Wireless was constantly achieving higher speed and lower costs: this would benefit developing countries and “bridge many gaps that seemed previously unbridgeable,” he added. The combination of wireless technologies with new capabilities and software tools would develop a new set of applications for countries in their quest for economic growth.

To convince IT companies to enter developing markets, “you have to stimulate a need for technology, to create a demand for IT applications, as well as efficient markets,” said Antonio Castillo Holgado, Deputy Director of Corporate Affairs, Telefonica. The public and the private sectors should work together to create capability, focusing on all applications. “You can then sell technology as a tool -- for instance for disseminating health information.”

The traditional way of thinking was that first research and development created products, then these would go into production, and finally they would be marketed. But in developing countries “first you create an attractive market, then production will come in, and finally R & D,” he said.

“You have to live in a market, observe it, be there, study it before you introduce a product,” said Tero Ojanperä, Executive Vice-President and Chief Technology Officer of Nokia. “You don’t just push the technology.”

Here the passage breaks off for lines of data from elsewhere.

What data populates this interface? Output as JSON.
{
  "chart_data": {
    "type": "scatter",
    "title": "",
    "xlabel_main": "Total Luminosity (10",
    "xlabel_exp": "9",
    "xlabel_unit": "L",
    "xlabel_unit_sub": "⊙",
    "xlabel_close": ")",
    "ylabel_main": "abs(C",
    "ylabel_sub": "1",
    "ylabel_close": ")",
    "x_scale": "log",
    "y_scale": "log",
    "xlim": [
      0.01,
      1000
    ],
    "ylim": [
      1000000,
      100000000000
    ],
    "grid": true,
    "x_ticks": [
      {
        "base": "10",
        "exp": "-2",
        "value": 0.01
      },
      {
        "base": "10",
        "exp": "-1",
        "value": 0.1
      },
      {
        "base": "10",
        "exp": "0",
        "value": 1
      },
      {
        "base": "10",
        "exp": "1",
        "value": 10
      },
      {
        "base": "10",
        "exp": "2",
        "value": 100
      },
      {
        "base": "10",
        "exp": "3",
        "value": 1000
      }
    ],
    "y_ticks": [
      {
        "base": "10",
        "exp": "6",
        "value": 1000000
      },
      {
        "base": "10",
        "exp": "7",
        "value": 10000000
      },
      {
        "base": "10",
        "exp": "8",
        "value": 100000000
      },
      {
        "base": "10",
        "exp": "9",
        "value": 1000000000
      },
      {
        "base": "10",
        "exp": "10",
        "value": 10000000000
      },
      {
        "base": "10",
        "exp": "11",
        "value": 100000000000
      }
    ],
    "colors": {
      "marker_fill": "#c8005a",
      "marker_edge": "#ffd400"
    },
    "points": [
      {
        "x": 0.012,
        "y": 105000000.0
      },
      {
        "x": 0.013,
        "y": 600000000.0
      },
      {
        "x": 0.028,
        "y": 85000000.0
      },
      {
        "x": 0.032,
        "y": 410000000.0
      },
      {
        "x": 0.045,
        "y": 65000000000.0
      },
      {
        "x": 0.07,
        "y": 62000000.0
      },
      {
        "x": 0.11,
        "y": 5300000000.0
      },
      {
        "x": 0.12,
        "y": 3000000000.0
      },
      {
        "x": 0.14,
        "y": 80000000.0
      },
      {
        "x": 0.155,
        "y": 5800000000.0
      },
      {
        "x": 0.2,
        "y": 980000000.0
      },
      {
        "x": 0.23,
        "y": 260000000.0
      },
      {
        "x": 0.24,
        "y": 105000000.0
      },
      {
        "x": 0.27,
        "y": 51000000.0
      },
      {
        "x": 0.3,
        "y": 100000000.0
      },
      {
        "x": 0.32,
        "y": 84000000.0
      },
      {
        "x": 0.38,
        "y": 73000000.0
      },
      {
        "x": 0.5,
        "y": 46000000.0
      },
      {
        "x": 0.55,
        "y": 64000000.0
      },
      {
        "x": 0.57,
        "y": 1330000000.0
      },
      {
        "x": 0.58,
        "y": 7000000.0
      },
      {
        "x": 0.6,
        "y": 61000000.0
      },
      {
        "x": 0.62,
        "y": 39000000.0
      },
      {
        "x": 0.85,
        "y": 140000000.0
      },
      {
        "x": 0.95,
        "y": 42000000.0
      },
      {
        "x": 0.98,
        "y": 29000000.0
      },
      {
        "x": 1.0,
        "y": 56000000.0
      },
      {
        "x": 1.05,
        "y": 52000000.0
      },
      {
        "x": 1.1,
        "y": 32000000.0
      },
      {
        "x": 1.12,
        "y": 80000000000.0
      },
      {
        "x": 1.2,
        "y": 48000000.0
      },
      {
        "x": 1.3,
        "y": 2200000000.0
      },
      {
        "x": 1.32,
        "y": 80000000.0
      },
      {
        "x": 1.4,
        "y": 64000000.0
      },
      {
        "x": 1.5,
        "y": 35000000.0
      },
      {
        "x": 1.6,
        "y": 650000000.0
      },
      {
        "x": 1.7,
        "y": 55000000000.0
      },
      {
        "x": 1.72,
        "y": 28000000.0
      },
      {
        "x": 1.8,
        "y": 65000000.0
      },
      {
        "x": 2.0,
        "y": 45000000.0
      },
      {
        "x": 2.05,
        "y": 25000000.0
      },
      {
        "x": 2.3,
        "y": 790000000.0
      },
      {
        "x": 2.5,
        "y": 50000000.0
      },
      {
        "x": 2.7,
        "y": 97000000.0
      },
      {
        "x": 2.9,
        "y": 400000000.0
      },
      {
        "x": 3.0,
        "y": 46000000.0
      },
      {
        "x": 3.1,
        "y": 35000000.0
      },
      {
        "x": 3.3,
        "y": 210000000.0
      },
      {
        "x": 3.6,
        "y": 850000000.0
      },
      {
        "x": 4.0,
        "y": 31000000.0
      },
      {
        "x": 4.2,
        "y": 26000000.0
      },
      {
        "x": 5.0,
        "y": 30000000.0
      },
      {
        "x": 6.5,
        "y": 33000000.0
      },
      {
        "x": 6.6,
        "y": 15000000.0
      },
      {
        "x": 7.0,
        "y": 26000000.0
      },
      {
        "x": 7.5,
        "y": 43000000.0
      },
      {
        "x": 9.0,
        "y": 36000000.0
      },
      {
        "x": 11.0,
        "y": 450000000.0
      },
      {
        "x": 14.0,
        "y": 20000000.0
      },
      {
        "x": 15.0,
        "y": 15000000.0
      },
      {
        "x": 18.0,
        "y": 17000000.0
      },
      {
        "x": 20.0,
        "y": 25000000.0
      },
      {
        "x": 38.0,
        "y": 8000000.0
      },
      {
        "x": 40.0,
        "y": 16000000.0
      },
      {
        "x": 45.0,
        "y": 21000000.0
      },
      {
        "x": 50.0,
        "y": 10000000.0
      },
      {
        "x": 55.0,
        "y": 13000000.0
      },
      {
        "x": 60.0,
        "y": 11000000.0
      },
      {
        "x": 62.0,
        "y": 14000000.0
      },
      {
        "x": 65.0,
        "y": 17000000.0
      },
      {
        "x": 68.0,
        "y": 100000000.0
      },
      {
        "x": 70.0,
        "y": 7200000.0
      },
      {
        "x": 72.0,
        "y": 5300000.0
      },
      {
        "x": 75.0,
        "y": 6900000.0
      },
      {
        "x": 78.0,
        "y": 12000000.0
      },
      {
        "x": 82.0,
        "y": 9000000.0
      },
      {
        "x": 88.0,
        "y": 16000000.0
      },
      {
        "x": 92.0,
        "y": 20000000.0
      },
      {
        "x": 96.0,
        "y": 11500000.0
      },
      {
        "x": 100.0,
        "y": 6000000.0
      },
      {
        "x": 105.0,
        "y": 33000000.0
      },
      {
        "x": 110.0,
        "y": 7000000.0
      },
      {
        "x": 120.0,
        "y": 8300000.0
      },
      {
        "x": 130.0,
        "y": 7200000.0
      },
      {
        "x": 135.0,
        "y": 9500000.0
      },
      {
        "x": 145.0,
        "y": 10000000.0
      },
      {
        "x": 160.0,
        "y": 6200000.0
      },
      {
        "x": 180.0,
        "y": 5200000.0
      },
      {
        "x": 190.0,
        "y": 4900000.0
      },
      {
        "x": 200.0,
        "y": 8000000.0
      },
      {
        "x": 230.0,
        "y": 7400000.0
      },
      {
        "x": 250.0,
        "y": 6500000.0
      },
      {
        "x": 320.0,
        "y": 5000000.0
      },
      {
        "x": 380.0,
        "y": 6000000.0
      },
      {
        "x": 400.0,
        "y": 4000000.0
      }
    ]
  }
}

The world had now 2.6 billion mobile users, Mr. Ojanperä said. Their number would increase to 4 billion by 2010 and to 5 billion by 2015, nearing universal connectivity. But first a number of steps were needed, and one of them was education. In China, Nokia was providing, together with other partners, English courses through mobile phones. African farmers were using Short Message Service (SMS) via mobile phones to find out prices for their crops and decide the best moment for selling.

The Internet was not just available in advanced markets, he said, but was present in almost every network in the world. It provided unprecedented opportunities for small entrepreneurs, for software developers, for a host of small businesses. Handset-based technologies were progressing quickly, mobile phones were becoming more and more like personal computers, and this expansion of capabilities would benefit developing countries.

People in developing countries were ready to spend 8 to 12 per cent of their income in phone calls, said Heather Hudson of University of San Francisco. “There is much more demand than we think: businesses, schools, institutions, are ready to pay.” What was needed was to bring down regulatory barriers and let in competitors, as countries with monopolies had a much lower mobile growth rate.

The Internet worked out in rural areas just as well as it did in urban settings, said Jose Alberto Cuellar Alvarez, speaking via videoconference from the UN Information Centre in Mexico City. The Internet had improved market efficiency, speeded up information exchange and opened a host of new possibilities: for instance, agricultural producers in remote rural areas could now advertise and sell their products on a scale previously not possible.

Governments should play a major role in devising strategies for using IT technologies, he said, linking the spread of IT to overall development plans. For instance, “public policies for roads should go hand in hand with IT policies,” he said.

The meeting, “Tale of Two Worlds: Keeping Pace with a Moving Target”, which marked World Information Society Day, 17 May, was organized by the Global Alliance for ICT and Development and the United Nations Association Diaspora Network.